There has been a flurry of news that Airbnb is looking to raise more funds. There are plenty of suitors, with the latest estimate from Skift to be around 20 investors. No price has been mentioned so far, and most news outlets agree that Airbnb will get a valuation lower than the prior $31 billion.
The prevailing thinking is that Airbnb could be facing a liquidity crunch. Airbnb has $3 billion in cash and a $1 billion line of credit, but they have mounting losses.
Bloomberg reported that Airbnb is also looking to pick up distressed real estate companies.
Airbnb is actively looking at acquiring distressed companies, particularly short-term rental providers, one of the people said. One possible contender is Sonder Inc., a San Francisco-based startup that lists rental units on Airbnb’s website.

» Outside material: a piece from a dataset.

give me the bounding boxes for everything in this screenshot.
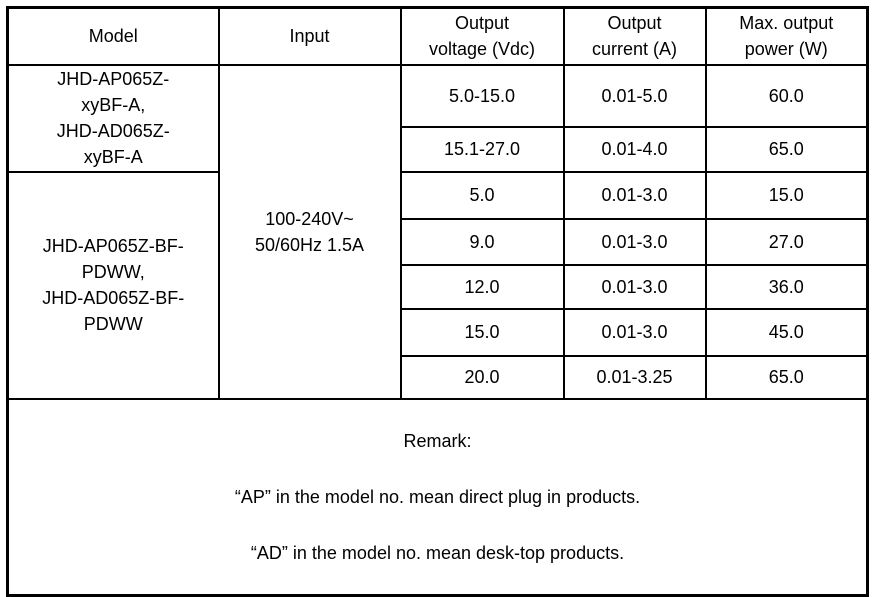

Sonder’s bookings are projected to decline 90% as a result of the pandemic, possibly extending to 2021, another person said. However, two people close to Sonder said it hasn’t engaged in deal talks. “Sonder is not for sale or being sold,” a spokesman for the startup said.
Airbnb could be using the new funding not only to shore up its liquidity but its long-term competitive position. It would allow Airbnb to be an opportunistic buyer in this battered market.
Battered Market Provides Acquisition Targets
Demand has plunged and professional short term rental companies are making deeper cuts. Lyric, which cut 20% of its staff in early March, is downsizing further. According to The Real Deal, 80% of Lyric’s staff was told that if the economic conditions do not improve in two months, they may not have jobs. Lyric is trimming its portfolio to the 132 units at 70 Pine Street in New York City out of the 400 units it has around the country.
Sonder is expected to weather this crisis but has laid off 22% of its employees and furloughed another 11%, a total of 400 employees impacted this week, according to The Information. The company reported a 20% drop in bookings and we expect that percentage to rise. Sonder has 5,000 units in 30 cities globally. The Guild laid off 38 of its 175 employees and WanderJaunt cut 15%-20% of its 240 employees. Both are discussing rent concessions with landlords.
Some of the start-ups could become acquisition targets for companies such as Airbnb and Booking.
Supply Side Still Key for Airbnb
It makes sense for Airbnb to acquire professional hosts. Supply is key to Airbnb’s business model and one of the best ways to shore up supply is to create/buy its own. Airbnb may want more control over its supply.
Last May, Mike Ghaffary wrote an article on Airbnb’s marketplace model that highlighted the importance of the supply side.
It is true that as Airbnb was first scaling up the service and as they enter new markets, demand will follow supply, and unless they sign up hosts, the service isn’t valuable. However, as they reach critical mass of supply in their more mature markets, the balance of power might shift to guests who are faced with a multitude of options for properties to book.
While the supply of hosts was key to the initial success of Airbnb’s marketplace platform, the supply of properties remains crucial for the retention and defensibility of its business.
The cross-side side network effects for Airbnb are very strong, because Airbnb becomes much more valuable to its users if there are many properties to choose from instead of very thin inventory. As a user, if I’m going to book on Airbnb instead of looking at something like Booking.com and trying to find a hotel, I need many options to choose from to fit my budget, preferences, and desired location.